ColumnistsDaragh Keany

A tiny gesture can be a big deal

Daragh KeanyBy Daragh Keany
A tiny gesture can be a big deal

Sometimes it is hard to articulate how big a deal a tiny gesture can be, but I will try.

My grandad doesn’t have long to go now as the dementia and Alzheimer’s, with all the accompanying complications, take over his body and mind.

At 94, he has had more than a good innings and on his good days it is hard to believe that he is a) the age he is and b) on his way out.

Unfortunately for my dad, uncle and a small extended family, the good days are few and far between at the moment. He struggles to recognise us and is incoherent a lot of the time. 

When he does recognise us, he tends to be abusive and shout obscenities at us for “leaving him here to die”. 
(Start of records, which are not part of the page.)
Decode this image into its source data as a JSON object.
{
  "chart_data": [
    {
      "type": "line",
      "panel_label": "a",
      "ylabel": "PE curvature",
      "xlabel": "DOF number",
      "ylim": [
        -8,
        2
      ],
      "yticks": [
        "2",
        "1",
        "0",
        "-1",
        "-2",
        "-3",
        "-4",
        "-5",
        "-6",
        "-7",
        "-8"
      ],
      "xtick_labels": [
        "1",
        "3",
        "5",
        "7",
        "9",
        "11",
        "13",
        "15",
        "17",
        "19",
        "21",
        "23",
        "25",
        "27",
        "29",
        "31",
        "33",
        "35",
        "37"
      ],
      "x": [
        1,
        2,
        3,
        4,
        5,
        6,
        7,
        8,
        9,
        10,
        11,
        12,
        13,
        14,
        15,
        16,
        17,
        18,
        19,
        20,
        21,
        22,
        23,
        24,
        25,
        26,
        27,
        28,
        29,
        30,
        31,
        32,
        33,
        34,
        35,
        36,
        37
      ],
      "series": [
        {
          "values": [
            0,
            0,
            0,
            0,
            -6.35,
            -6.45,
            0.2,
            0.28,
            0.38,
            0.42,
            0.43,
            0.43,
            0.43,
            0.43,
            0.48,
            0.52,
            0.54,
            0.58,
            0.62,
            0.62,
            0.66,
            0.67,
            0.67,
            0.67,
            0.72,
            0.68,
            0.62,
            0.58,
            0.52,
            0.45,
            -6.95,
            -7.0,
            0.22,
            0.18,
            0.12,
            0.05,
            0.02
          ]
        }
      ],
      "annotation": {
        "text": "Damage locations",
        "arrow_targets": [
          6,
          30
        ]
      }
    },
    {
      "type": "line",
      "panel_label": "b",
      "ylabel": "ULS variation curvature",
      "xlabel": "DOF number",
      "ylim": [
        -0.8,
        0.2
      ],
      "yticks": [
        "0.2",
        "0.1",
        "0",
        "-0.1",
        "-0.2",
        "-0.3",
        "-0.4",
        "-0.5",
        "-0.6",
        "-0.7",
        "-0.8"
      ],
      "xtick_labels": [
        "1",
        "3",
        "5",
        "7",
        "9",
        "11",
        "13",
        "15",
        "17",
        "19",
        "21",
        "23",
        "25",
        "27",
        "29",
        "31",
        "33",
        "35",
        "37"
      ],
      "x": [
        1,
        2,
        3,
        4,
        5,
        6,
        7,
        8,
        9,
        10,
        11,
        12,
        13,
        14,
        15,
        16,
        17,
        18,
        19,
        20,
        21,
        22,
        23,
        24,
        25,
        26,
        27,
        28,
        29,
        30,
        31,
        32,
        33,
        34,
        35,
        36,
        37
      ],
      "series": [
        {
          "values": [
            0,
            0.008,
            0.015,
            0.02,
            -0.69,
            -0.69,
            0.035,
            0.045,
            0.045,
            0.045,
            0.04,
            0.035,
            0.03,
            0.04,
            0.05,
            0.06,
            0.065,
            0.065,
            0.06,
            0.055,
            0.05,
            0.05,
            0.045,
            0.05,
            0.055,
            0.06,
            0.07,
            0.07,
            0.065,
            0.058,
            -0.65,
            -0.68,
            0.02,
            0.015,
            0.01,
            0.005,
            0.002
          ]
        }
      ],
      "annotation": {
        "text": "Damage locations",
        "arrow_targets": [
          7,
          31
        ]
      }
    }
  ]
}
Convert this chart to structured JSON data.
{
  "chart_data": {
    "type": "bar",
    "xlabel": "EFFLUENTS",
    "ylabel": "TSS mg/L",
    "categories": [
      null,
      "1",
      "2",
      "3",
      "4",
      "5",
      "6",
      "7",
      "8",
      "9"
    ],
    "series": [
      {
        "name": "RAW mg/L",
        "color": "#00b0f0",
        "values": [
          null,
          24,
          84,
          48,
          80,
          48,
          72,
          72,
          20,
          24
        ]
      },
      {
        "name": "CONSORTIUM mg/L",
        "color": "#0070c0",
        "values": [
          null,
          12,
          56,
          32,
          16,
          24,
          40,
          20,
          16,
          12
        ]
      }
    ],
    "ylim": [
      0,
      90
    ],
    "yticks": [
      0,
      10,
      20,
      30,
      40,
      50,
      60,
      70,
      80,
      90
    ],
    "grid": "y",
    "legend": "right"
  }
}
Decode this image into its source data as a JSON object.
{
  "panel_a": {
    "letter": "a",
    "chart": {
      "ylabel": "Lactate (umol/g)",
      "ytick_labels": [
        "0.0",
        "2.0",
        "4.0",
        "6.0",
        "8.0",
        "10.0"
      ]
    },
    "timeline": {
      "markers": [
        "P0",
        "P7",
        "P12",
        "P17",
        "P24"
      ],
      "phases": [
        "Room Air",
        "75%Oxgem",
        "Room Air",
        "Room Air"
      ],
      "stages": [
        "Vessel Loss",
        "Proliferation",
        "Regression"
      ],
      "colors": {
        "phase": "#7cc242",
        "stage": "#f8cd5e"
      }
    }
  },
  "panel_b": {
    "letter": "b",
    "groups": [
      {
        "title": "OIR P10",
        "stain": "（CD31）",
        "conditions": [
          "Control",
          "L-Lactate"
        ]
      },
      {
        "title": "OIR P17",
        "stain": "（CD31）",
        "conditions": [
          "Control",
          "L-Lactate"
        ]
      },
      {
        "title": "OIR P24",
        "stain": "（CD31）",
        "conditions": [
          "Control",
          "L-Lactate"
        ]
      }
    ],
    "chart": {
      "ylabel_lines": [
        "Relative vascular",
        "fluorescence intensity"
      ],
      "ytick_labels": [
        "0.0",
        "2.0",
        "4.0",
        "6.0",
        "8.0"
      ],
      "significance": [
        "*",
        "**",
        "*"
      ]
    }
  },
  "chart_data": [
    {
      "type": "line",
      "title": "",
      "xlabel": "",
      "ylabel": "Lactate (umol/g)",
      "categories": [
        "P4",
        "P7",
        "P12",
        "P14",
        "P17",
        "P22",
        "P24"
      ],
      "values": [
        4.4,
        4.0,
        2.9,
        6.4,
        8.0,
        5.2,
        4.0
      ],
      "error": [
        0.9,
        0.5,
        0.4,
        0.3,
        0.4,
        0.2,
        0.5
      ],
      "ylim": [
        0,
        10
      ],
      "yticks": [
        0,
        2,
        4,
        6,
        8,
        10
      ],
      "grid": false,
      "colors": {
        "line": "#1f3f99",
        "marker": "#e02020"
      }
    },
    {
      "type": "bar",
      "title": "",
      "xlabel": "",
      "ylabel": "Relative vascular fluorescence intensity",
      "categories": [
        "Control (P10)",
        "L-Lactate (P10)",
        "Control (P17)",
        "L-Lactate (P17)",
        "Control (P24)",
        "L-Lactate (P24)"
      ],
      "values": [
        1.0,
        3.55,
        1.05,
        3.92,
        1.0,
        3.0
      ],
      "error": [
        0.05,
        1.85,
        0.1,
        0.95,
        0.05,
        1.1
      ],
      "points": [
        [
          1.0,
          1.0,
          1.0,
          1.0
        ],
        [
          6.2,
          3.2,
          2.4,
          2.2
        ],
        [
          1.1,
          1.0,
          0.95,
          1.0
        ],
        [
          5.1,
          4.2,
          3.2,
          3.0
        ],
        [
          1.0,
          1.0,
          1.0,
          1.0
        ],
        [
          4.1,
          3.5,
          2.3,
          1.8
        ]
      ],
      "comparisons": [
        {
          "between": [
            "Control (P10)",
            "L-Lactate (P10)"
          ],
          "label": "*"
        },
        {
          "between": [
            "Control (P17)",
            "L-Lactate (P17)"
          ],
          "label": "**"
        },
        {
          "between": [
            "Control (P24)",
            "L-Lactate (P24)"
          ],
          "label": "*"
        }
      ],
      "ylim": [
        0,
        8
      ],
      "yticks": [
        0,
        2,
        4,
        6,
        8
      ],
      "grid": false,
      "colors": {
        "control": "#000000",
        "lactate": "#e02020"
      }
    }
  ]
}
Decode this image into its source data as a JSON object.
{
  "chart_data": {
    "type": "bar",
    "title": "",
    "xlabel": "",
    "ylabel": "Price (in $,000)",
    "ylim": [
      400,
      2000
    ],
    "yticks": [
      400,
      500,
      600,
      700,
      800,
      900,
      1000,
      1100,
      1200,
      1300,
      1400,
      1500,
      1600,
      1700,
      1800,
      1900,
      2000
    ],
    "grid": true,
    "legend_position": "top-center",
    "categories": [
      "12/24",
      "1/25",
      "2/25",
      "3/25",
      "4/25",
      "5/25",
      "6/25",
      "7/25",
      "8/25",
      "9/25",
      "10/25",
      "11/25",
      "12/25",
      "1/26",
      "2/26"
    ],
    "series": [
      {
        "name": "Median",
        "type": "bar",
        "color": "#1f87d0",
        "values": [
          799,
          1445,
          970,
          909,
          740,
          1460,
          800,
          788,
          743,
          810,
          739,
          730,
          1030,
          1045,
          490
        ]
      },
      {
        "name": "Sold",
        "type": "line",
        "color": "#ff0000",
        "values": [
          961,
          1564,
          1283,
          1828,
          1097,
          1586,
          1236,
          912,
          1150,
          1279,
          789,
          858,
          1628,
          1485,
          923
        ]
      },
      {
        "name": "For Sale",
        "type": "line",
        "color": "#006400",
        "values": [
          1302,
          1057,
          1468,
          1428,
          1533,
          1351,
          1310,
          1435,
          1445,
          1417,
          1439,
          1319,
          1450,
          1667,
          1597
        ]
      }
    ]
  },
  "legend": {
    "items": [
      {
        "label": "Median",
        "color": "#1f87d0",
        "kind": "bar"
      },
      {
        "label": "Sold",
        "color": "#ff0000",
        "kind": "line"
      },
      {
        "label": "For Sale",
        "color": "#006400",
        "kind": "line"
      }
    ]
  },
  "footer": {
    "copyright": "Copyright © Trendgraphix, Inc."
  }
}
The “here” in this situation is Clonskeagh Hospital, Dublin, where he will live for the rest of his life. Having been in St Vincent’s Hospital for nearly six months, we were thrilled last month to finally get him a place in the impressive home. 

I only see and hear how staff are with my grandad but it is safe to say that they are saints for the way they deal with him.

At 6ft 4in and as a former Garda superintendent, he is a man of honour and strength and has not adapted easily to life as a dependent in a nursing home. 

Two weeks ago, he was rushed back to Vincent’s, where it was discovered that he had yet another infection. We weren’t sure if he would make it. But yet again, for the umpteenth time, he did. 

But what was remarkable was the welcome he received when he was brought back to Clonskeagh.

The two orderlies who were charged with taking him back to his room in a wheelchair greeted him by standing to attention and saluting him at the door, as if he was still a superintendent. 

I wasn’t there but my mum says grandad smiled wider than he has for years. Incredible.